EAAI Journal 2026 Journal Article
A lightweight multi-window attention transformer for image super-resolution
- Yuqing Yang
- Hao Liu
- Jun Zhang
- Wenfei Luo
- Jiaqian Wang
- Yuxiang Shi
- Hongxia Deng
In recent years, Transformer-based models have achieved strong performance in image super-resolution (SR). However, their high computational complexity and parameter cost still limit deployment on resource-constrained devices. To better balance efficiency and representation capability, this paper proposes a lightweight Transformer for image super-resolution, termed Multi-Window Attention Transformer for Image Super-Resolution (MWAT-SR), which adopts a hierarchical multi-window attention strategy.

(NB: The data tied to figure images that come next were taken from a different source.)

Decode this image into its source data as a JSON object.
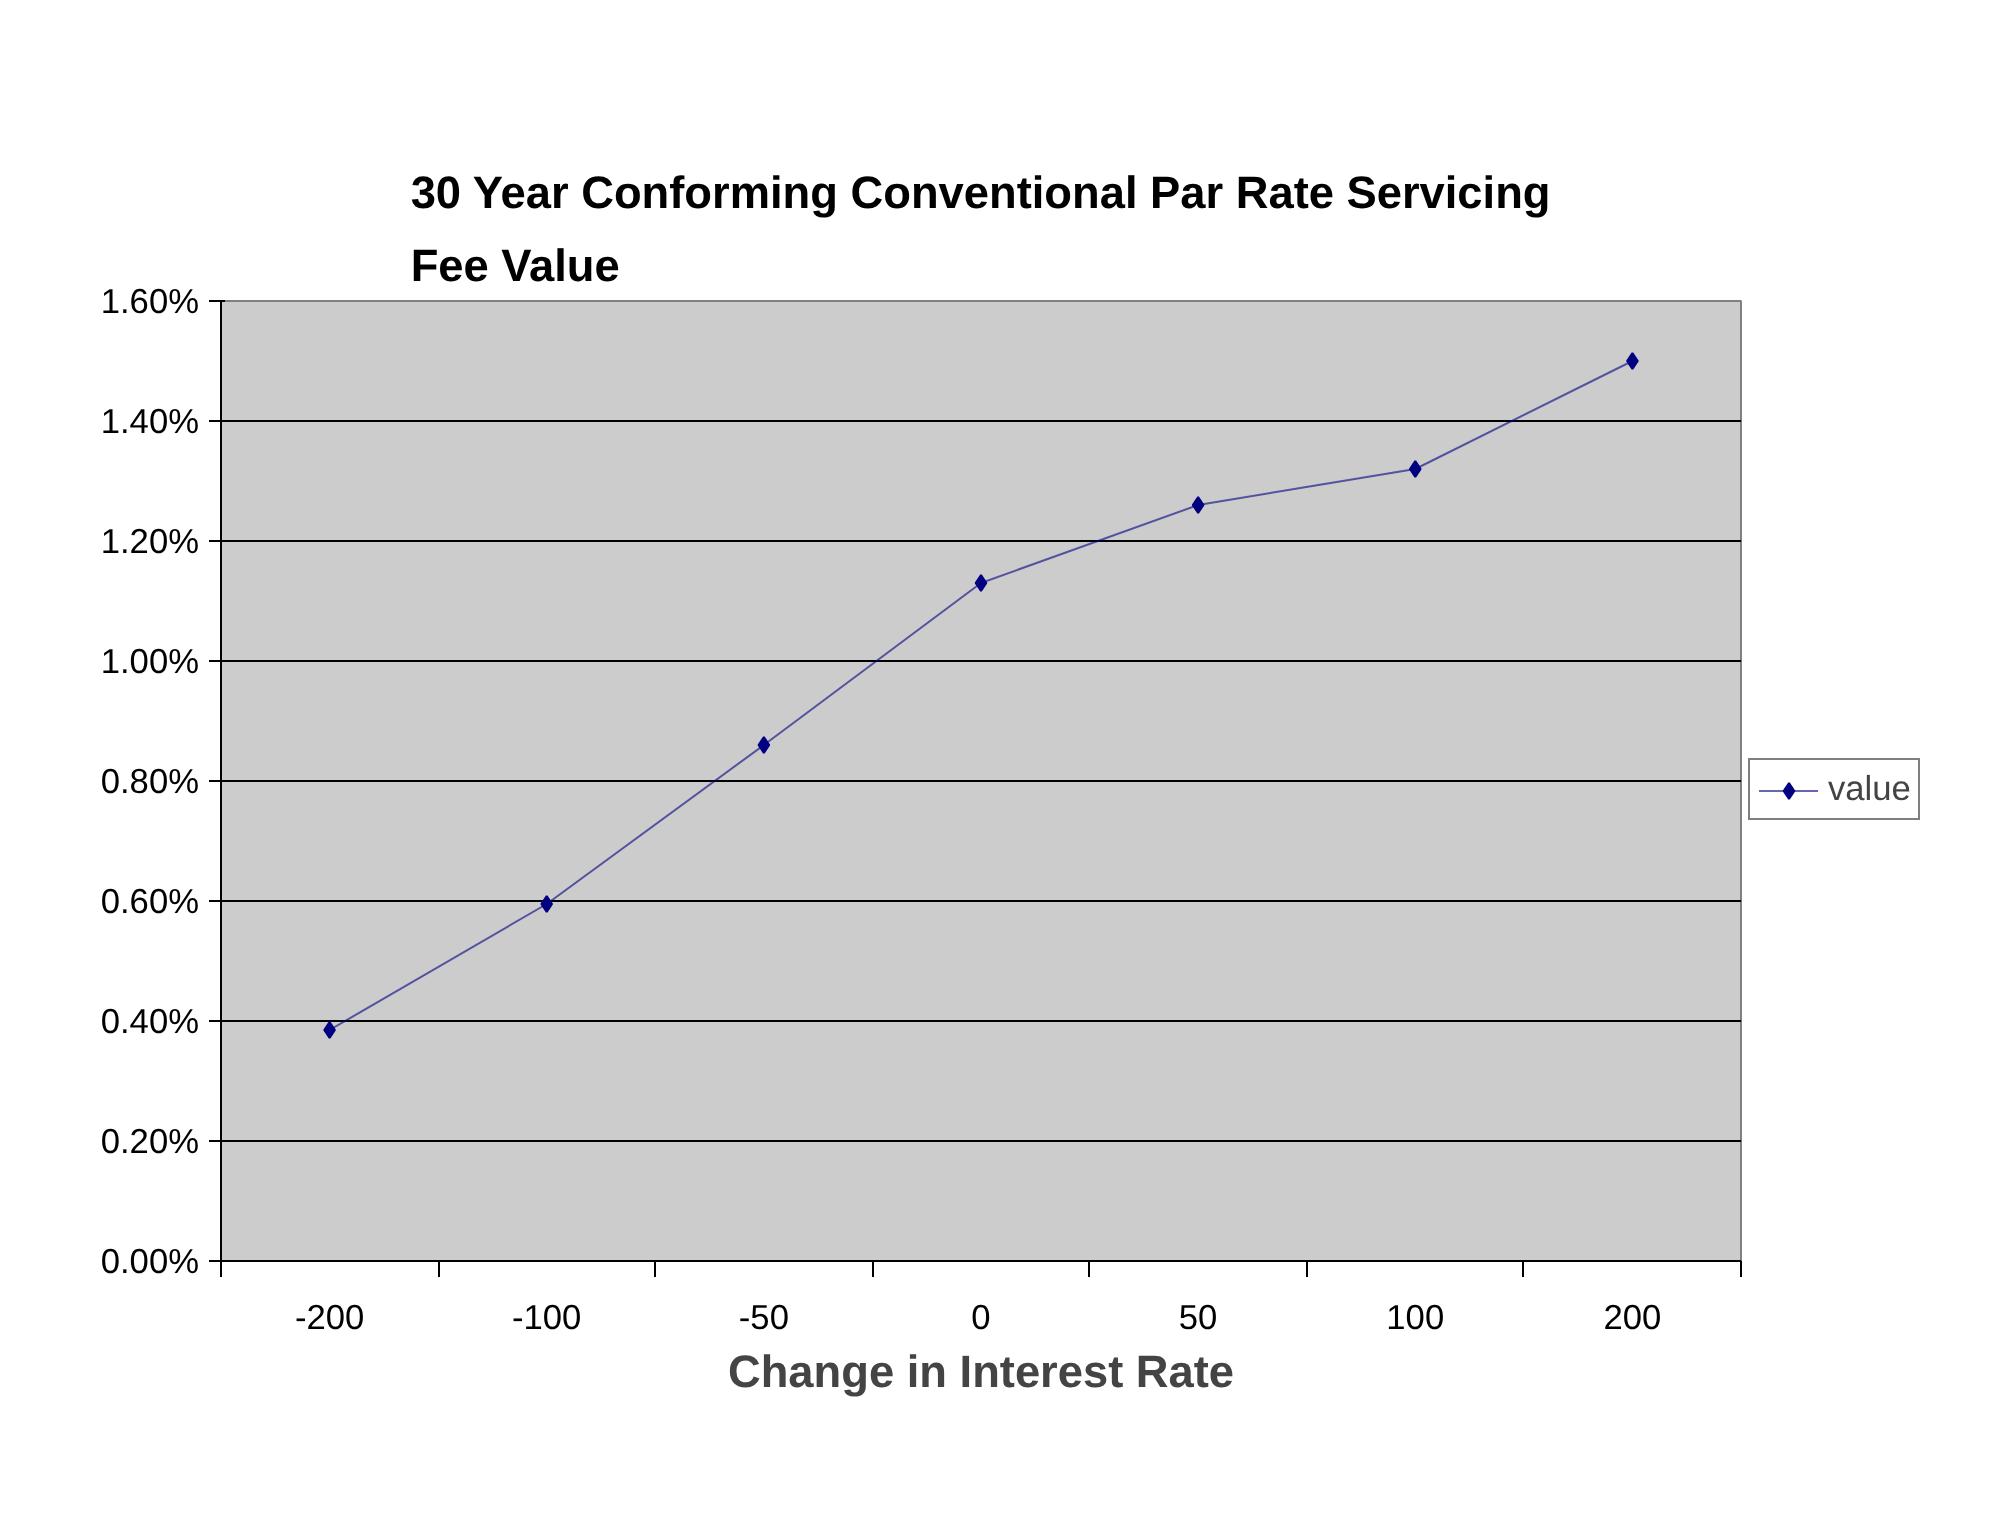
{
  "chart_data": {
    "type": "line",
    "title": "30 Year Conforming Conventional Par Rate Servicing\nFee Value",
    "xlabel": "Change in Interest Rate",
    "categories": [
      "-200",
      "-100",
      "-50",
      "0",
      "50",
      "100",
      "200"
    ],
    "series": [
      {
        "name": "value",
        "color": "#000080",
        "values": [
          0.385,
          0.595,
          0.86,
          1.13,
          1.26,
          1.32,
          1.5
        ]
      }
    ],
    "ylim": [
      0,
      1.6
    ],
    "yticks": [
      {
        "value": 0,
        "label": "0.00%"
      },
      {
        "value": 0.2,
        "label": "0.20%"
      },
      {
        "value": 0.4,
        "label": "0.40%"
      },
      {
        "value": 0.6,
        "label": "0.60%"
      },
      {
        "value": 0.8,
        "label": "0.80%"
      },
      {
        "value": 1.0,
        "label": "1.00%"
      },
      {
        "value": 1.2,
        "label": "1.20%"
      },
      {
        "value": 1.4,
        "label": "1.40%"
      },
      {
        "value": 1.6,
        "label": "1.60%"
      }
    ],
    "grid": "y",
    "legend": "right",
    "marker": "diamond",
    "line_style": "solid"
  }
}
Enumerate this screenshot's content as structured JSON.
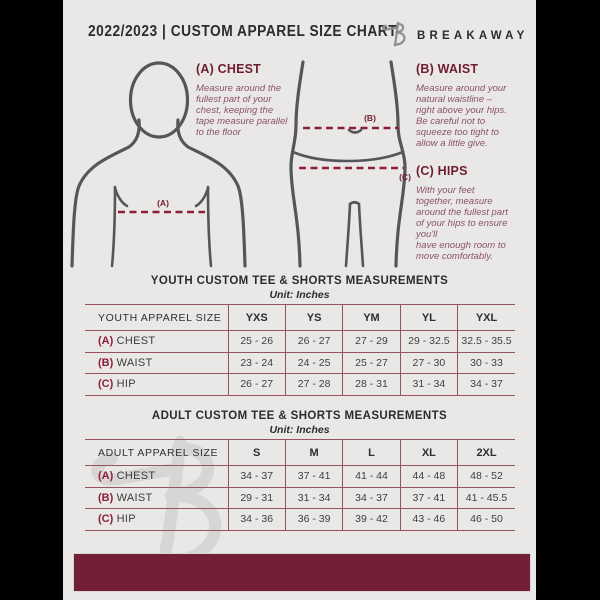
{
  "header": {
    "title": "2022/2023  |  CUSTOM APPAREL SIZE CHART",
    "brand": "BREAKAWAY"
  },
  "figure": {
    "chest_label": "(A)",
    "waist_label": "(B)",
    "hips_label": "(C)"
  },
  "instructions": [
    {
      "heading": "(A) CHEST",
      "body": "Measure around the\nfullest part of your\nchest, keeping the\ntape measure parallel\nto the floor"
    },
    {
      "heading": "(B) WAIST",
      "body": "Measure around your\nnatural waistline –\nright above your hips.\nBe careful not to\nsqueeze too tight to\nallow a little give."
    },
    {
      "heading": "(C) HIPS",
      "body": "With your feet\ntogether, measure\naround the fullest part\nof your hips to ensure\nyou'll\nhave enough room to\nmove comfortably."
    }
  ],
  "youth": {
    "title": "YOUTH CUSTOM TEE & SHORTS MEASUREMENTS",
    "unit": "Unit: Inches",
    "header": [
      "YOUTH APPAREL SIZE",
      "YXS",
      "YS",
      "YM",
      "YL",
      "YXL"
    ],
    "rows": [
      {
        "key": "(A)",
        "label": "CHEST",
        "values": [
          "25 - 26",
          "26 - 27",
          "27 - 29",
          "29 - 32.5",
          "32.5 - 35.5"
        ]
      },
      {
        "key": "(B)",
        "label": "WAIST",
        "values": [
          "23 - 24",
          "24 - 25",
          "25 - 27",
          "27 - 30",
          "30 - 33"
        ]
      },
      {
        "key": "(C)",
        "label": "HIP",
        "values": [
          "26 - 27",
          "27 - 28",
          "28 - 31",
          "31 - 34",
          "34 - 37"
        ]
      }
    ]
  },
  "adult": {
    "title": "ADULT CUSTOM TEE & SHORTS MEASUREMENTS",
    "unit": "Unit: Inches",
    "header": [
      "ADULT APPAREL SIZE",
      "S",
      "M",
      "L",
      "XL",
      "2XL"
    ],
    "rows": [
      {
        "key": "(A)",
        "label": "CHEST",
        "values": [
          "34 - 37",
          "37 - 41",
          "41 - 44",
          "44 - 48",
          "48 - 52"
        ]
      },
      {
        "key": "(B)",
        "label": "WAIST",
        "values": [
          "29 - 31",
          "31 - 34",
          "34 - 37",
          "37 - 41",
          "41 - 45.5"
        ]
      },
      {
        "key": "(C)",
        "label": "HIP",
        "values": [
          "34 - 36",
          "36 - 39",
          "39 - 42",
          "43 - 46",
          "46 - 50"
        ]
      }
    ]
  },
  "colors": {
    "accent_maroon": "#6e1d33",
    "footer_maroon": "#731f37",
    "table_line": "#96525f",
    "page_background": "#e9e8e6"
  }
}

In shallow layers, Local Dense Attention (LDA) with small windows is used to preserve local high-frequency details. In deeper layers, larger windows are introduced together with a Hybrid Sparse-Channel Attention (HSCA) mechanism, which combines sparse spatial interaction and channel-wise semantic modeling to enlarge the effective receptive field under controlled computational cost. In addition, a Window-Adaptive Multi-Scale Convolutional Feed-Forward Network (WAMC-FFN) is designed to adjust convolution kernel sizes according to the window scale, thereby enhancing multi-scale texture representation. Experimental results on standard benchmark datasets show that MWAT-SR achieves competitive reconstruction performance across × 2, × 3, and × 4 settings, while maintaining a favorable trade-off between reconstruction quality and computational complexity.